Objectives: Therapeutic antibodies can provoke an antidrug antibody (ADA) response, which can form soluble immune complexes with the drug in potentially high amounts. Nevertheless, ADA-associated adverse events are usually rare, although with notable exceptions including infliximab. The immune activating effects and the eventual fate of these 'anti-idiotype' complexes are poorly studied, hampering assessment of ADA-associated risk of adverse events. We investigated the in vitro formation and biological activities of ADA-drug anti-idiotype immune complexes using patient-derived monoclonal anti-infliximab antibodies.
Methods: Size distribution and conformation of ADA-drug complexes were characterised by size-exclusion chromatography and electron microscopy. Internalisation of and immune activation by complexes of defined size was visualised with flow imaging, whole blood cell assay and C4b/c ELISA.

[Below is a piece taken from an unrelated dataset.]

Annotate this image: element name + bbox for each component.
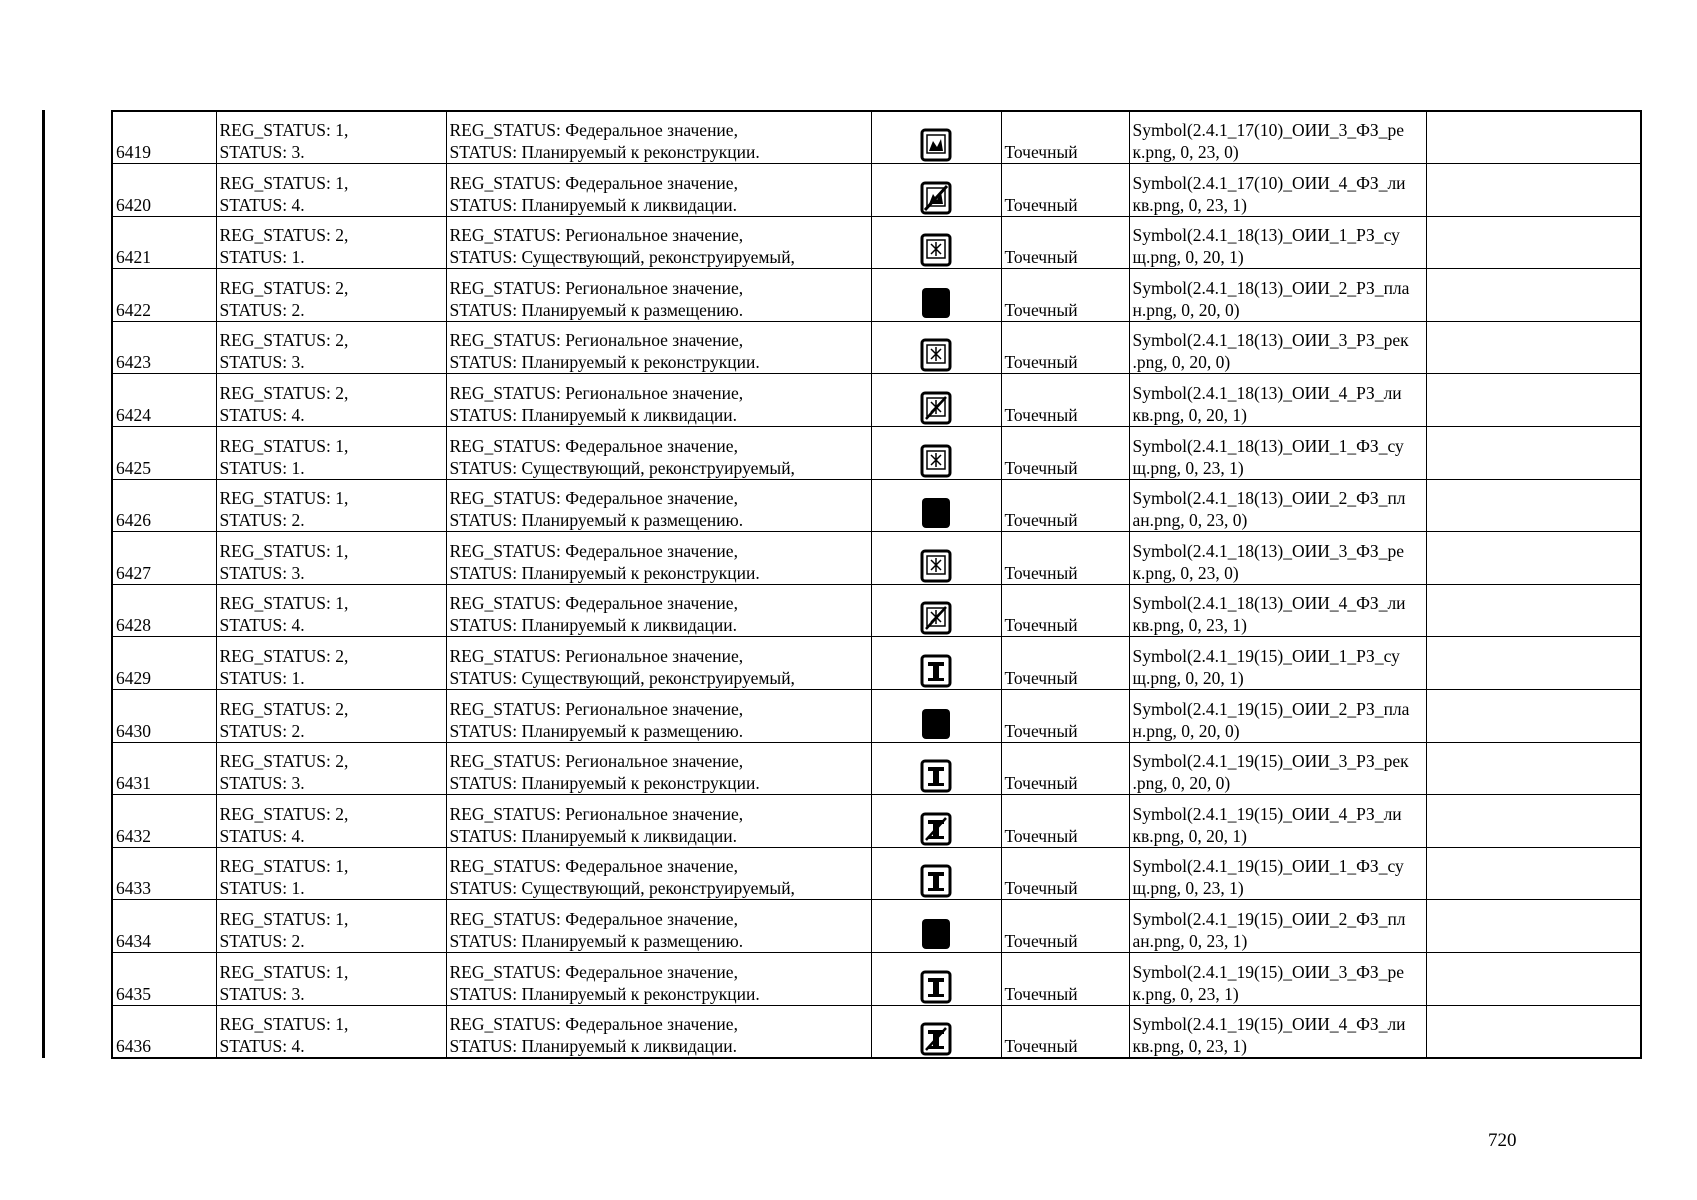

Results: Size and conformation of immune complexes depended on the concentrations and ratio of drug and ADA; large complexes (>6 IgGs) formed only with high ADA titres. Macrophages efficiently internalised tetrameric and bigger complexes in vitro, but not dimers. Corroborating these results, ex vivo analysis of patient sera demonstrated only dimeric complexes in circulation.No activation of immune cells by anti-idiotype complexes was observed, and only very large complexes activated complement. Unlike Fc-linked hexamers, anti-idiotype hexamers did not activate complement, demonstrating that besides size, conformation governs immune complex potential for triggering effector functions.
Conclusions: Anti-idiotype ADA-drug complexes generally have restricted immune activation capacity. Large, irregularly shaped complexes only form at high concentrations of both drug and ADA, as may be achieved during intravenous infusion of infliximab, explaining the rarity of serious ADA-associated adverse events.
Keywords: Dmards (biologic); anti-TNF; autoimmune diseases.